Disposição índia XVI


“Trabalhar [o] menos [possível] e determinar suas próprias necessidades e satisfações”* – esse é o lema da disposição índia e do singular heterogêneo fora da massa.






(*) MARCUSE, Herbert. Eros e civilização. Trad. Álvaro Cabral. 8 ed. Rio de Janeiro: LTC, 1999 [1955]. P. 99. Com intervenções...


O Pai ou o Leão?


De um jeito ou de outro, a obediência às ordens imperiais constitui a essência do império (Spinoza):
O poder do imperadores não está contido apenas nisso – poder coagir os humanos por medo –, mas em tudo isso absolutamente que eles possam fazer para que os humanos se submetam (obsequantur) ao mandatos dos imperadores*.
Assim, todo império será uma manifestação do Pai primevo (Freud) ou do Leão que proclamou a ordem primeva (fuja! – fugir é obedecer à ordem primeva para não morrer) (Canetti)?



(*) SPINOZA, Benedictus de. Oeuvres III: Traité théologico-politique. Paris: PUF, 2009 [1670]. XVII, §2. P. 537. Tradução livre.


Ex labore proclives ad libidinem


“Para fora do labor, os humanos inclinam-se ao prazer”*.

Em Spinoza, esta fórmula latina não é uma máxima com finalidade moralista, mas uma descrição da verdade efetiva.

O labor é a quantidade de energia ligada ao esforço que cada um faz para a conservação do império, enquanto parte componente – isto é, enquanto parte de um determinado regime de relações de poder que garantem uma determinada distribuição dos bens produzidos em comum.

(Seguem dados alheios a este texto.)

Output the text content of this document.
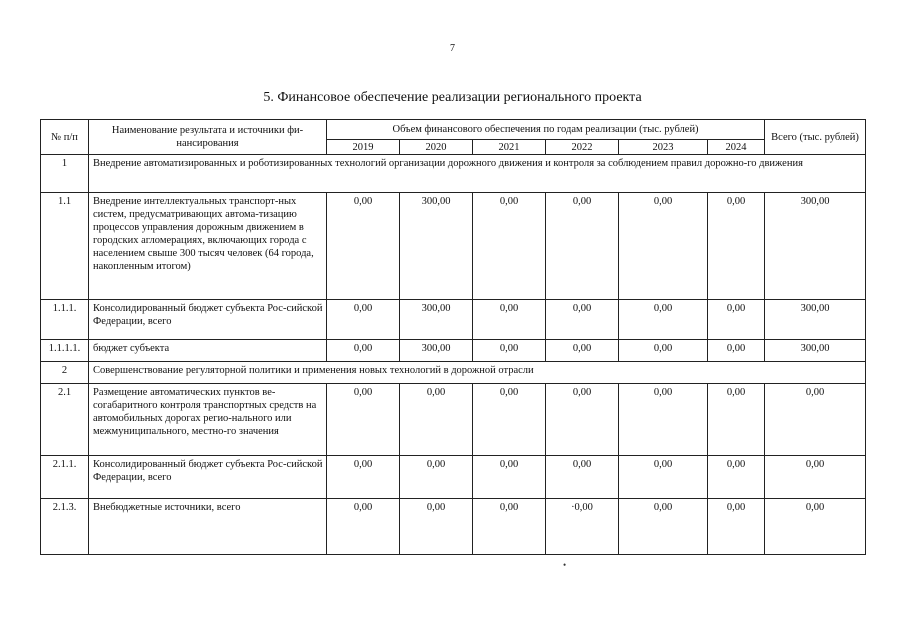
7
5. Финансовое обеспечение реализации регионального проекта
№ п/п	Наименование результата и источники фи-нансирования	Объем финансового обеспечения по годам реализации (тыс. рублей)						Всего (тыс. рублей)
		2019	2020	2021	2022	2023	2024	
1	Внедрение автоматизированных и роботизированных технологий организации дорожного движения и контроля за соблюдением правил дорожно-го движения							
1.1	Внедрение интеллектуальных транспорт-ных систем, предусматривающих автома-тизацию процессов управления дорожным движением в городских агломерациях, включающих города с населением свыше 300 тысяч человек (64 города, накопленным итогом)	0,00	300,00	0,00	0,00	0,00	0,00	300,00
1.1.1.	Консолидированный бюджет субъекта Рос-сийской Федерации, всего	0,00	300,00	0,00	0,00	0,00	0,00	300,00
1.1.1.1.	бюджет субъекта	0,00	300,00	0,00	0,00	0,00	0,00	300,00
2	Совершенствование регуляторной политики и применения новых технологий в дорожной отрасли							
2.1	Размещение автоматических пунктов ве-согабаритного контроля транспортных средств на автомобильных дорогах регио-нального или межмуниципального, местно-го значения	0,00	0,00	0,00	0,00	0,00	0,00	0,00
2.1.1.	Консолидированный бюджет субъекта Рос-сийской Федерации, всего	0,00	0,00	0,00	0,00	0,00	0,00	0,00
2.1.3.	Внебюджетные источники, всего	0,00	0,00	0,00	·0,00	0,00	0,00	0,00
•
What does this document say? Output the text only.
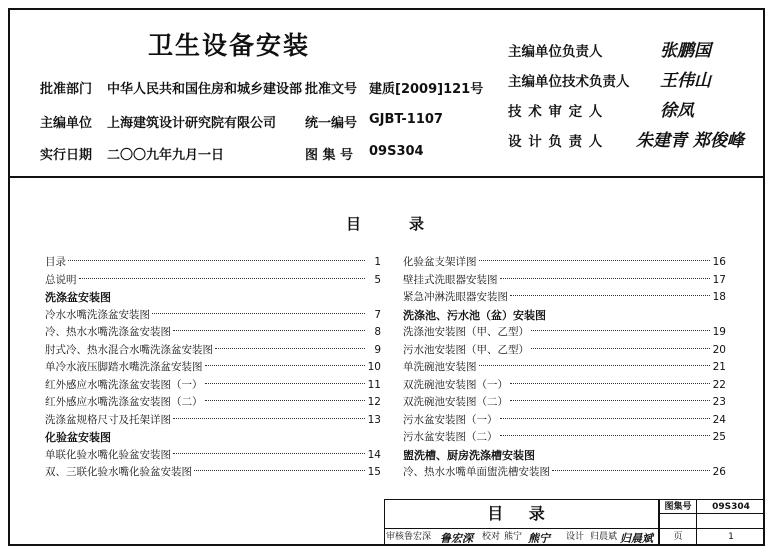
卫生设备安装
批准部门 中华人民共和国住房和城乡建设部 批准文号 建质[2009]121号
主编单位 上海建筑设计研究院有限公司 统一编号 GJBT-1107
实行日期 二〇〇九年九月一日	图 集 号 09S304
主编单位负责人	张鹏国
主编单位技术负责人 王伟山
技 术 审 定 人	徐凤
设 计 负 责 人 朱建青 郑俊峰
目	录
目录	1
总说明	5
洗涤盆安装图
冷水水嘴洗涤盆安装图	7
冷、热水水嘴洗涤盆安装图	8
肘式冷、热水混合水嘴洗涤盆安装图	9
单冷水液压脚踏水嘴洗涤盆安装图	10
红外感应水嘴洗涤盆安装图（一）	11
红外感应水嘴洗涤盆安装图（二）	12
洗涤盆规格尺寸及托架详图	13
化验盆安装图
单联化验水嘴化验盆安装图	14
双、三联化验水嘴化验盆安装图	15
化验盆支架详图	16
壁挂式洗眼器安装图	17
紧急冲淋洗眼器安装图	18
洗涤池、污水池（盆）安装图
洗涤池安装图（甲、乙型）	19
污水池安装图（甲、乙型）	20
单洗碗池安装图	21
双洗碗池安装图（一）	22
双洗碗池安装图（二）	23
污水盆安装图（一）	24
污水盆安装图（二）	25
盥洗槽、厨房洗涤槽安装图
冷、热水水嘴单面盥洗槽安装图	26
目 录	图集号	09S304
审核 鲁宏深 鲁宏深 校对 熊宁 熊宁 设计 归晨斌 归晨斌	页	1
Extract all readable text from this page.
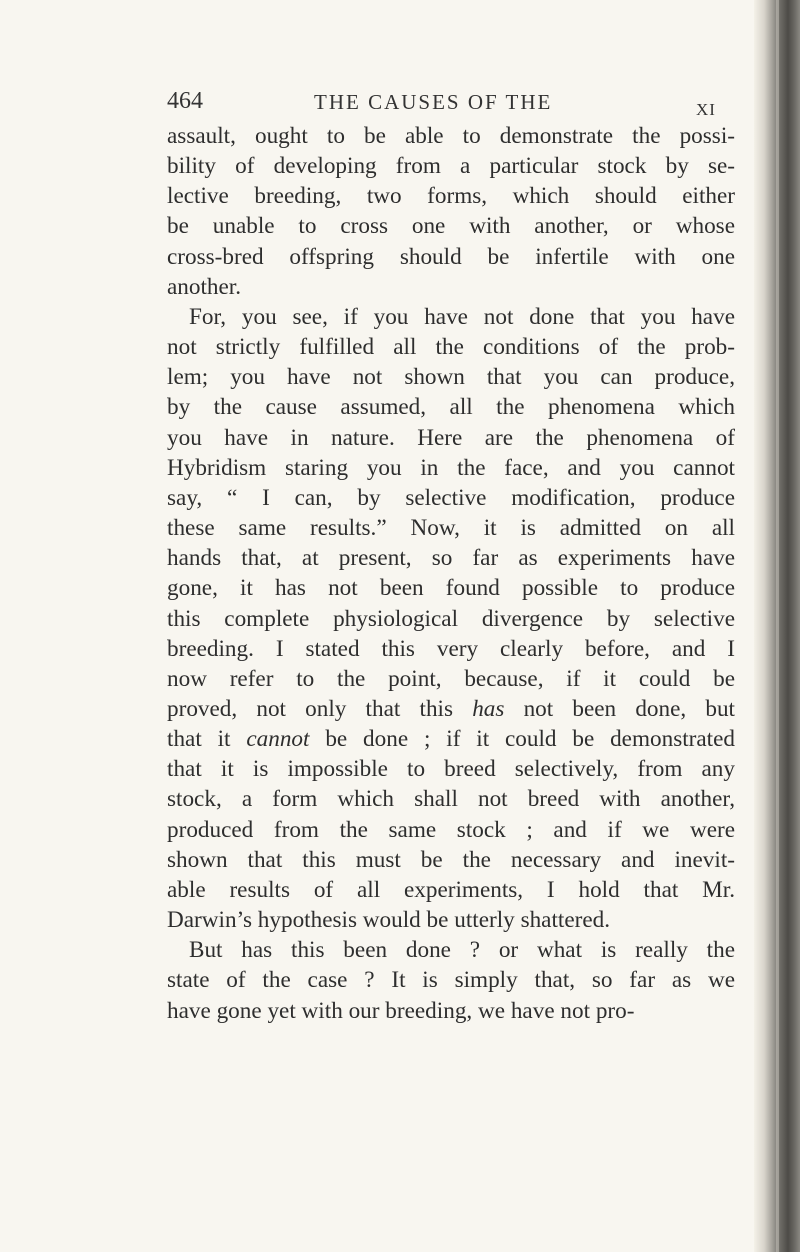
464	THE CAUSES OF THE	XI

assault, ought to be able to demonstrate the possi-
bility of developing from a particular stock by se-
lective breeding, two forms, which should either
be unable to cross one with another, or whose
cross-bred offspring should be infertile with one
another.

For, you see, if you have not done that you have
not strictly fulfilled all the conditions of the prob-
lem; you have not shown that you can produce,
by the cause assumed, all the phenomena which
you have in nature. Here are the phenomena of
Hybridism staring you in the face, and you cannot
say, “ I can, by selective modification, produce
these same results.” Now, it is admitted on all
hands that, at present, so far as experiments have
gone, it has not been found possible to produce
this complete physiological divergence by selective
breeding. I stated this very clearly before, and I
now refer to the point, because, if it could be
proved, not only that this has not been done, but
that it cannot be done ; if it could be demonstrated
that it is impossible to breed selectively, from any
stock, a form which shall not breed with another,
produced from the same stock ; and if we were
shown that this must be the necessary and inevit-
able results of all experiments, I hold that Mr.
Darwin’s hypothesis would be utterly shattered.

But has this been done ? or what is really the
state of the case ? It is simply that, so far as we
have gone yet with our breeding, we have not pro-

A fórmula latina manifesta que o labor e, por conseguinte, o império se contrapõem ao prazer... e os humanos, por natureza, tendem ao prazer e a se afastarem do labor, à medida que o labor e o que dele resulta, a conservação do império, resultem em dor.

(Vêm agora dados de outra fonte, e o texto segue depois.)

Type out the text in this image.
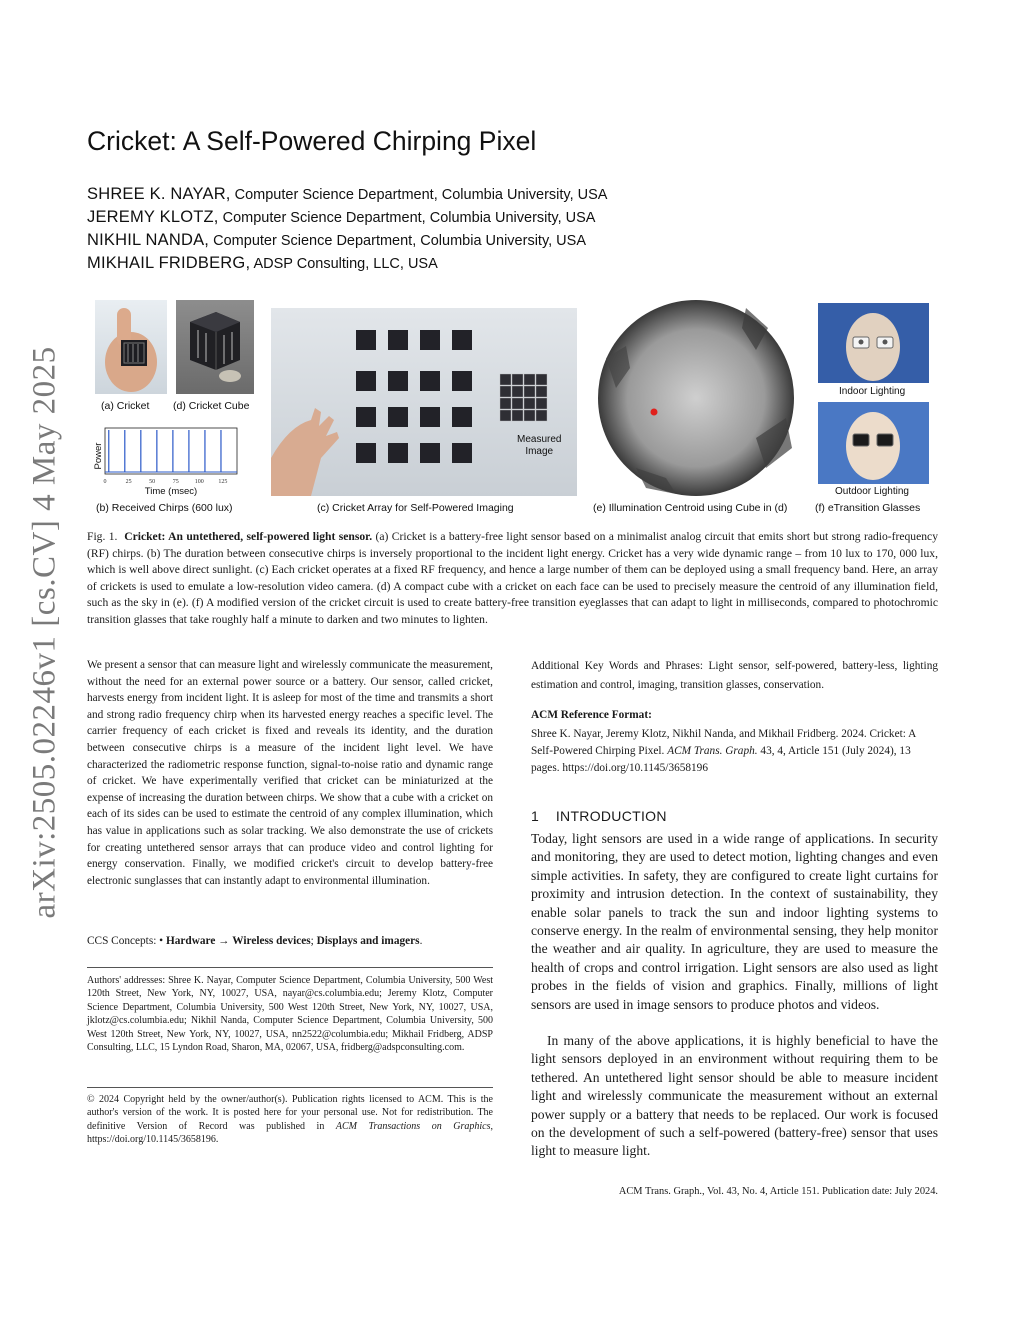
arXiv:2505.02246v1 [cs.CV] 4 May 2025
Cricket: A Self-Powered Chirping Pixel
SHREE K. NAYAR, Computer Science Department, Columbia University, USA
JEREMY KLOTZ, Computer Science Department, Columbia University, USA
NIKHIL NANDA, Computer Science Department, Columbia University, USA
MIKHAIL FRIDBERG, ADSP Consulting, LLC, USA
(a) Cricket (d) Cricket Cube
Power
0	25	50	75	100 125
Time (msec)
(b) Received Chirps (600 lux)
Measured
Image
(c) Cricket Array for Self-Powered Imaging	(e) Illumination Centroid using Cube in (d)
Indoor Lighting
Outdoor Lighting
(f) eTransition Glasses
Fig. 1. Cricket: An untethered, self-powered light sensor. (a) Cricket is a battery-free light sensor based on a minimalist analog circuit that emits short but strong radio-frequency (RF) chirps. (b) The duration between consecutive chirps is inversely proportional to the incident light energy. Cricket has a very wide dynamic range – from 10 lux to 170, 000 lux, which is well above direct sunlight. (c) Each cricket operates at a fixed RF frequency, and hence a large number of them can be deployed using a small frequency band. Here, an array of crickets is used to emulate a low-resolution video camera. (d) A compact cube with a cricket on each face can be used to precisely measure the centroid of any illumination field, such as the sky in (e). (f) A modified version of the cricket circuit is used to create battery-free transition eyeglasses that can adapt to light in milliseconds, compared to photochromic transition glasses that take roughly half a minute to darken and two minutes to lighten.

We present a sensor that can measure light and wirelessly communicate the measurement, without the need for an external power source or a battery. Our sensor, called cricket, harvests energy from incident light. It is asleep for most of the time and transmits a short and strong radio frequency chirp when its harvested energy reaches a specific level. The carrier frequency of each cricket is fixed and reveals its identity, and the duration between consecutive chirps is a measure of the incident light level. We have characterized the radiometric response function, signal-to-noise ratio and dynamic range of cricket. We have experimentally verified that cricket can be miniaturized at the expense of increasing the duration between chirps. We show that a cube with a cricket on each of its sides can be used to estimate the centroid of any complex illumination, which has value in applications such as solar tracking. We also demonstrate the use of crickets for creating untethered sensor arrays that can produce video and control lighting for energy conservation. Finally, we modified cricket's circuit to develop battery-free electronic sunglasses that can instantly adapt to environmental illumination.

CCS Concepts: • Hardware → Wireless devices; Displays and imagers.

Authors' addresses: Shree K. Nayar, Computer Science Department, Columbia University, 500 West 120th Street, New York, NY, 10027, USA, nayar@cs.columbia.edu; Jeremy Klotz, Computer Science Department, Columbia University, 500 West 120th Street, New York, NY, 10027, USA, jklotz@cs.columbia.edu; Nikhil Nanda, Computer Science Department, Columbia University, 500 West 120th Street, New York, NY, 10027, USA, nn2522@columbia.edu; Mikhail Fridberg, ADSP Consulting, LLC, 15 Lyndon Road, Sharon, MA, 02067, USA, fridberg@adspconsulting.com.

© 2024 Copyright held by the owner/author(s). Publication rights licensed to ACM. This is the author's version of the work. It is posted here for your personal use. Not for redistribution. The definitive Version of Record was published in ACM Transactions on Graphics, https://doi.org/10.1145/3658196.

Additional Key Words and Phrases: Light sensor, self-powered, battery-less, lighting estimation and control, imaging, transition glasses, conservation.

ACM Reference Format:

Shree K. Nayar, Jeremy Klotz, Nikhil Nanda, and Mikhail Fridberg. 2024. Cricket: A Self-Powered Chirping Pixel. ACM Trans. Graph. 43, 4, Article 151 (July 2024), 13 pages. https://doi.org/10.1145/3658196

1    INTRODUCTION

Today, light sensors are used in a wide range of applications. In security and monitoring, they are used to detect motion, lighting changes and even simple activities. In safety, they are configured to create light curtains for proximity and intrusion detection. In the context of sustainability, they enable solar panels to track the sun and indoor lighting systems to conserve energy. In the realm of environmental sensing, they help monitor the weather and air quality. In agriculture, they are used to measure the health of crops and control irrigation. Light sensors are also used as light probes in the fields of vision and graphics. Finally, millions of light sensors are used in image sensors to produce photos and videos.

In many of the above applications, it is highly beneficial to have the light sensors deployed in an environment without requiring them to be tethered. An untethered light sensor should be able to measure incident light and wirelessly communicate the measurement without an external power supply or a battery that needs to be replaced. Our work is focused on the development of such a self-powered (battery-free) sensor that uses light to measure light.

ACM Trans. Graph., Vol. 43, No. 4, Article 151. Publication date: July 2024.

A grande maioria das formas imperiais (sobretudo as mais hierárquicas, que propiciam uma desigualdade acentuada na distribuições dos bens e, portanto, dos prazeres) são regimes de dor, que envolvem, na sua constituição e na sua manutenção, o labor dolorido.

Inclinar-se naturalmente ao prazer – na preguiça ou na libertinagem –, nessas situações, é o princípio do não-agir ou do agir-não, pelo qual se expressa a resistência natural das partes aos regimes imperiais.

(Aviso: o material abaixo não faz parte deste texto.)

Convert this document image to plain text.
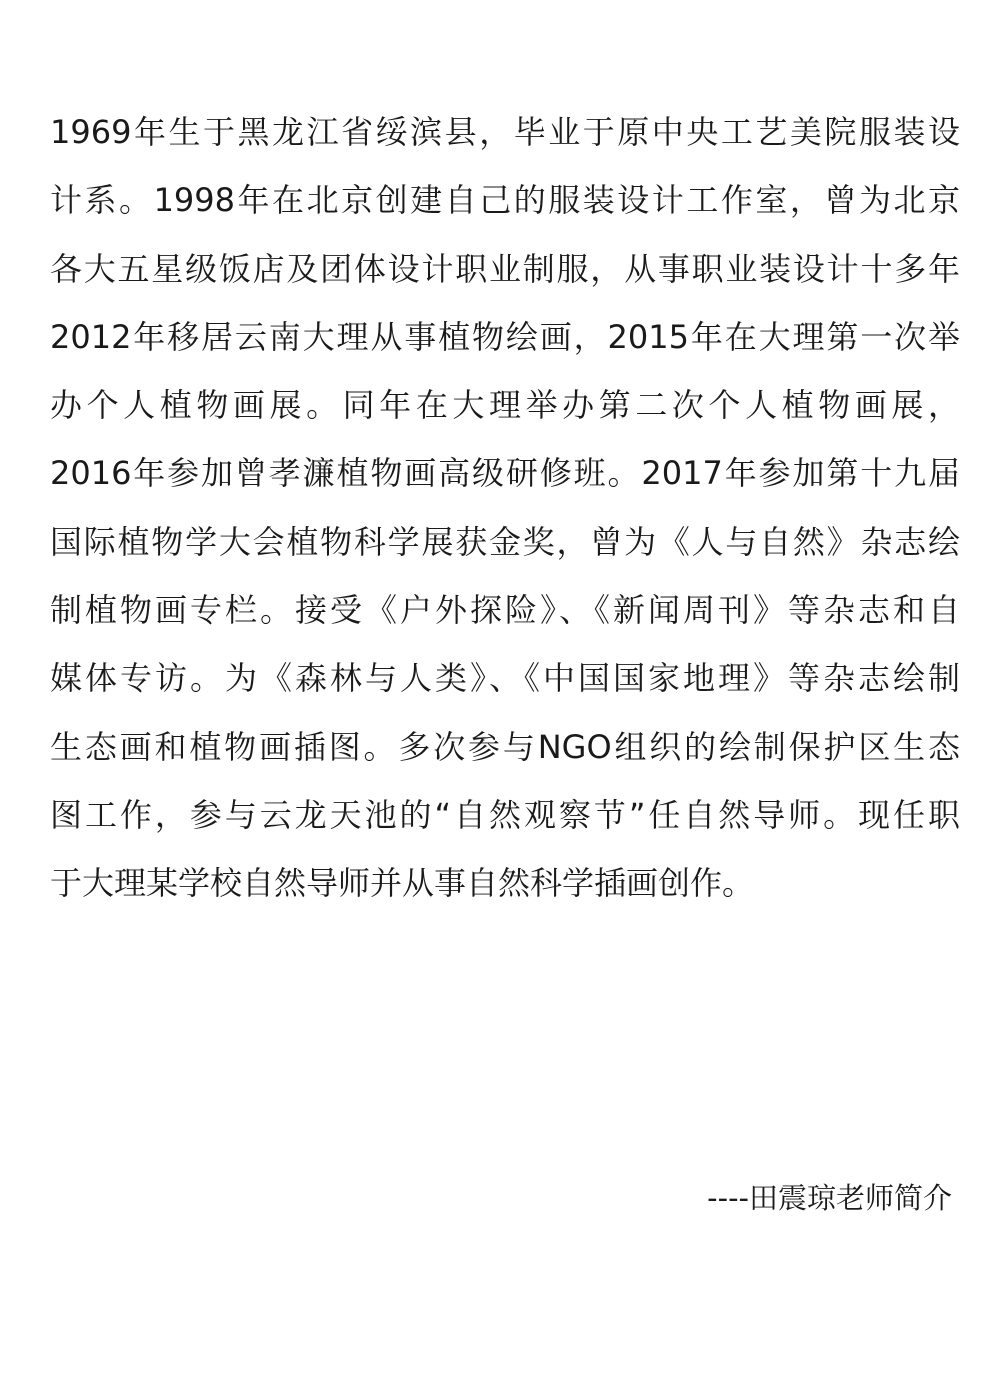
1969年生于黑龙江省绥滨县，毕业于原中央工艺美院服装设
计系。1998年在北京创建自己的服装设计工作室，曾为北京
各大五星级饭店及团体设计职业制服，从事职业装设计十多年
2012年移居云南大理从事植物绘画，2015年在大理第一次举
办个人植物画展。同年在大理举办第二次个人植物画展，
2016年参加曾孝濂植物画高级研修班。2017年参加第十九届
国际植物学大会植物科学展获金奖，曾为《人与自然》杂志绘
制植物画专栏。接受《户外探险》、《新闻周刊》等杂志和自
媒体专访。为《森林与人类》、《中国国家地理》等杂志绘制
生态画和植物画插图。多次参与NGO组织的绘制保护区生态
图工作，参与云龙天池的“自然观察节”任自然导师。现任职
于大理某学校自然导师并从事自然科学插画创作。
----田震琼老师简介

SPINOZA, Benedictus de. Oeuvres III: Traité théologico-politique. Paris: PUF, 2009 [1670]. XVII, §4. P. 541. Livre-tradução.


Dois modos de ser “os muitos”


Entre o homogêneo e o heterogêneo, se podemos distinguir uma política de massa de uma política de multidão, também podemos distinguir uma cultura de massa de uma cultura de multidão.


177


Toda fotografia é fotografia de um existente.
Mas, o que seria do existente, numa inversão,
se só fosse existente o que pudesse ser fotografado?


Se nossos problemas são comuns, também precisamos de soluções comuns


Nossos problemas são comuns. Isso quer dizer pelo menos duas coisas:

(1) Os problemas que nós individualmente temos não são parciais, mas comuns a outras partes, que compõem conosco o que nos é comum. Os problemas que eu experimento, outras partes do comum também experimentam. Nossos problemas são comuns nesse sentido.

(2) Somos individualmente partes em relação com outras partes. Nossos problemas parciais são problemas nessa relação comum. Nossos problemas são comuns também nesse sentido.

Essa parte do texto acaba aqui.